Conclusions: After achieving a good level of training on the example case set (error = 0.03), a test was conducted on the 30 randomly selected test cases. The results were decidedly encouraging, as all new cases were correctly classified. Subsequent tests were carried out using only the electromyographic data and only the acousto-myographic data, with the observation that the network predominantly uses the information contained in the EMG signal (>90%) and that the contribution of the acoustic signal, although consistently low (<10%), complements the diagnostic accuracy. (Fig. 4).
From this preliminary study, the following conclusions can be drawn:
- The information contained in surface electrical and acoustic signals is sufficient to diagnose normality or pathology.
- The surface electromyographic signal appears indispensable for classification, but the correlation with the acoustic signal improves diagnostic accuracy.
- A connectionist system can perform a correct diagnostic classification using a significant compression of the aforementioned signals, consisting of the spectrograms of the two 20-second signals, segmented into 1-second epochs with 20 frequency levels, thus compressing the information from 40,000 samples to 800.

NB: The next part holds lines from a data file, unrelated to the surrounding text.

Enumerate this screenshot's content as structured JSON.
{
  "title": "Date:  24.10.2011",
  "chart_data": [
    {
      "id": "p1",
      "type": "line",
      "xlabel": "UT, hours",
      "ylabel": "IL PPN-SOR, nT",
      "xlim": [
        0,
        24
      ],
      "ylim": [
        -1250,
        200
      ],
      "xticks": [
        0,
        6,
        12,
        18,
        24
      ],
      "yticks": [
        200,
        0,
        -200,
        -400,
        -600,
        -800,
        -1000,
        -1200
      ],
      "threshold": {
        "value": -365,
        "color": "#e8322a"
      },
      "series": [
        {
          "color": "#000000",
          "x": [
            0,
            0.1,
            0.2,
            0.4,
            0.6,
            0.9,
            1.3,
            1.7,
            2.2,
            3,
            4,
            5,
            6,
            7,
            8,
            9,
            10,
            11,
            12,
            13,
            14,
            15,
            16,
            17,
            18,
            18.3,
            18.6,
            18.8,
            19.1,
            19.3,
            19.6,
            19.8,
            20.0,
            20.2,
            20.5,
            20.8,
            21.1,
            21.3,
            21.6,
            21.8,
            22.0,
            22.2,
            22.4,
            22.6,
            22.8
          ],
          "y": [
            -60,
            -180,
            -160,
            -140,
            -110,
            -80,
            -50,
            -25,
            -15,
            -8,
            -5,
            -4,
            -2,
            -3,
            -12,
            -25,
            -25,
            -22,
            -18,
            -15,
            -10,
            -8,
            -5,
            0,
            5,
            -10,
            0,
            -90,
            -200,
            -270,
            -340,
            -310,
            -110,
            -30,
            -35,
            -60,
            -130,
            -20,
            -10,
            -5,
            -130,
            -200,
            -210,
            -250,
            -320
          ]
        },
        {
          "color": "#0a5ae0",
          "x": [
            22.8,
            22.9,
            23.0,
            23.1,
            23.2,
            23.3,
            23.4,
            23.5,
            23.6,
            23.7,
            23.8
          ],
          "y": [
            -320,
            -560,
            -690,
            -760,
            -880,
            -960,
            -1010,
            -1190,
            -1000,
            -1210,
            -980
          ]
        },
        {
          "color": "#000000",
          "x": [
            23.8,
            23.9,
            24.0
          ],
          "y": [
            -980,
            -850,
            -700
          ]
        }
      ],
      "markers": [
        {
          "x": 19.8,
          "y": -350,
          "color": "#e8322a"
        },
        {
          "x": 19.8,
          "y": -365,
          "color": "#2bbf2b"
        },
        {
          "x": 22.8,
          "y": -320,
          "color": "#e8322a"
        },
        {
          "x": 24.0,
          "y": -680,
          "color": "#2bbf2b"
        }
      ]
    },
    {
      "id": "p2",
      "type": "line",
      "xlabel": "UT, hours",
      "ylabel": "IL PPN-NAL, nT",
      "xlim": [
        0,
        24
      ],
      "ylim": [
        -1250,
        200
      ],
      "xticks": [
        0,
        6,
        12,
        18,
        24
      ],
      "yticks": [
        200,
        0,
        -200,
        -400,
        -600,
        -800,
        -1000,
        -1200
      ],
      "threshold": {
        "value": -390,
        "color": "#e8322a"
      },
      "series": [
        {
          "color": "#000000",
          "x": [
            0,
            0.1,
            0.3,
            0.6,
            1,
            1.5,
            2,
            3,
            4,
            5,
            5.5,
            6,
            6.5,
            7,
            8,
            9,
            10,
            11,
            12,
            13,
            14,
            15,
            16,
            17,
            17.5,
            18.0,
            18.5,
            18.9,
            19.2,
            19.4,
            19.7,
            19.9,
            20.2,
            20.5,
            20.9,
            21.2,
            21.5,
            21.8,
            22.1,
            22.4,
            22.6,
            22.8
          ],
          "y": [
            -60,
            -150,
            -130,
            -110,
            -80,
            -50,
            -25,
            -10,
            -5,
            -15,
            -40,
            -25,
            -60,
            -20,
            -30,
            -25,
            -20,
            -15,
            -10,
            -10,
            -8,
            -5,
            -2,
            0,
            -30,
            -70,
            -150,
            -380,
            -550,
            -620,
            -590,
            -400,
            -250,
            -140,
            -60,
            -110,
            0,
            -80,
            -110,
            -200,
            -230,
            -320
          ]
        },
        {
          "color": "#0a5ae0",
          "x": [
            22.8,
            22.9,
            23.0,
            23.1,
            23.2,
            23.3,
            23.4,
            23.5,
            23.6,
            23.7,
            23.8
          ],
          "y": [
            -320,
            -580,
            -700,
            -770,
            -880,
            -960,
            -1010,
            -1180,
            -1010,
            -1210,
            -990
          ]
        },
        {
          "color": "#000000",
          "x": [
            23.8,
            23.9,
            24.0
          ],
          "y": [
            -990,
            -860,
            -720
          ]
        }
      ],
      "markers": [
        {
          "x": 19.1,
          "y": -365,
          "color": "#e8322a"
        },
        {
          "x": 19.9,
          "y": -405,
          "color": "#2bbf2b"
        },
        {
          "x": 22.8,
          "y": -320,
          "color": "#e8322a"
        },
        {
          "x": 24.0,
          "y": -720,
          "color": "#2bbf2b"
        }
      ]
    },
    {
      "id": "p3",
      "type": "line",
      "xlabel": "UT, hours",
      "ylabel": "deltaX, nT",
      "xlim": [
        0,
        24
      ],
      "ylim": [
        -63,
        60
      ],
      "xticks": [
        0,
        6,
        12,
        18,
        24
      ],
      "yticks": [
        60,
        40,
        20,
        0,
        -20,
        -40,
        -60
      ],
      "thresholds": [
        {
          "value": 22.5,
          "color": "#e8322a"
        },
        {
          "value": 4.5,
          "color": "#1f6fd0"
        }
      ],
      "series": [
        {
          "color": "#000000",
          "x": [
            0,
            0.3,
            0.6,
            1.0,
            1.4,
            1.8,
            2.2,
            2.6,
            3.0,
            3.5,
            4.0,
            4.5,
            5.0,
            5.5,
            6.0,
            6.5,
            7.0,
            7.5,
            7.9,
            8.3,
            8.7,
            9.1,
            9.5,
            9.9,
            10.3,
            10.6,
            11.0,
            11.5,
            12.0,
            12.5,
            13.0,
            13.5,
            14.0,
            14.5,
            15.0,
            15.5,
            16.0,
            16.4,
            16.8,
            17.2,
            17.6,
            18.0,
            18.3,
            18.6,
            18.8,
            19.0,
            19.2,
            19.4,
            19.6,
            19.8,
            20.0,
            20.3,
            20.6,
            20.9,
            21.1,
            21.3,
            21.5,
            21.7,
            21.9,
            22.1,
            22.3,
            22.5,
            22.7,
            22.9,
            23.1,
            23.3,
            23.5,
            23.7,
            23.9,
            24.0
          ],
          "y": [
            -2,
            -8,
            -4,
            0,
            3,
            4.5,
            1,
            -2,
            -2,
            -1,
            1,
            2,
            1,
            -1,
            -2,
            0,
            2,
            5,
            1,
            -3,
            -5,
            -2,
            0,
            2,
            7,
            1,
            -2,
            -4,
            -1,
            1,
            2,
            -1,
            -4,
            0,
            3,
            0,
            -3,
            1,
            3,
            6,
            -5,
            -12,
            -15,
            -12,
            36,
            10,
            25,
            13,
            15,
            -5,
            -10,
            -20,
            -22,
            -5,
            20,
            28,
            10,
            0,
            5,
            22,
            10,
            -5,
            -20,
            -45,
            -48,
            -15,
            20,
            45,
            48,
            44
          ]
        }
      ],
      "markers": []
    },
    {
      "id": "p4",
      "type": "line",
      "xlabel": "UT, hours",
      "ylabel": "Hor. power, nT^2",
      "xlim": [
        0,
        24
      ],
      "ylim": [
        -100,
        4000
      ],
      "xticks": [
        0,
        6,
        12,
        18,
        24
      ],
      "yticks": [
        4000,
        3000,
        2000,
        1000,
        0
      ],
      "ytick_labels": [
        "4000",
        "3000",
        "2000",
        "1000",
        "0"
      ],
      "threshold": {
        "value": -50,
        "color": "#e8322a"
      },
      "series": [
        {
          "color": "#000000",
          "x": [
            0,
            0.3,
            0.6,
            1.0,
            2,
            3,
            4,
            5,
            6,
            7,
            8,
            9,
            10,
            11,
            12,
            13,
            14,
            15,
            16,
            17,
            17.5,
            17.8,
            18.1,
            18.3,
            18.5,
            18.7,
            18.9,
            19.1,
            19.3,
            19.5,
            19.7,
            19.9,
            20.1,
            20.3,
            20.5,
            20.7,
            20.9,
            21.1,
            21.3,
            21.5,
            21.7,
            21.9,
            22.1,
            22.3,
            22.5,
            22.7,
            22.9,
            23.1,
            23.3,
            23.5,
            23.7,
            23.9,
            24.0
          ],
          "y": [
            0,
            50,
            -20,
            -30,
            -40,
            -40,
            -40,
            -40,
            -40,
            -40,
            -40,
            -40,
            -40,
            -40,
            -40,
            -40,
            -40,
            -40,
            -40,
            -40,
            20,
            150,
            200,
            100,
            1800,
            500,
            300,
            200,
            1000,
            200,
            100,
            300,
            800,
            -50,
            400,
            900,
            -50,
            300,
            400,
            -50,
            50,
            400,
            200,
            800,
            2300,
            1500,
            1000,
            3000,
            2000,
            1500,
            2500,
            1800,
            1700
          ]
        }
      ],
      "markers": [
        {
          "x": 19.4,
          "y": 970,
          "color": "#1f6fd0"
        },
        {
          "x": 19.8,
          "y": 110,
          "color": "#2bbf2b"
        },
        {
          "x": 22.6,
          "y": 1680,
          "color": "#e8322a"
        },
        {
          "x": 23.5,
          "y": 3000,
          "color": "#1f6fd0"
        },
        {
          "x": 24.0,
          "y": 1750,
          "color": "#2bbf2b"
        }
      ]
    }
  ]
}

- The network's analog output, with values ranging between +1 and -1, allows for a “quantitative” assessment of the diagnosis of normality or pathology.
These results encourage the continuation of the study with the aim of further articulating the diagnostic classification, discriminating between neuropathies and myopathies within the pathological group. To this end, it will be necessary to significantly expand the set of example cases with pathologies from the two mentioned categories, carefully diagnosed clinically and electromyographically.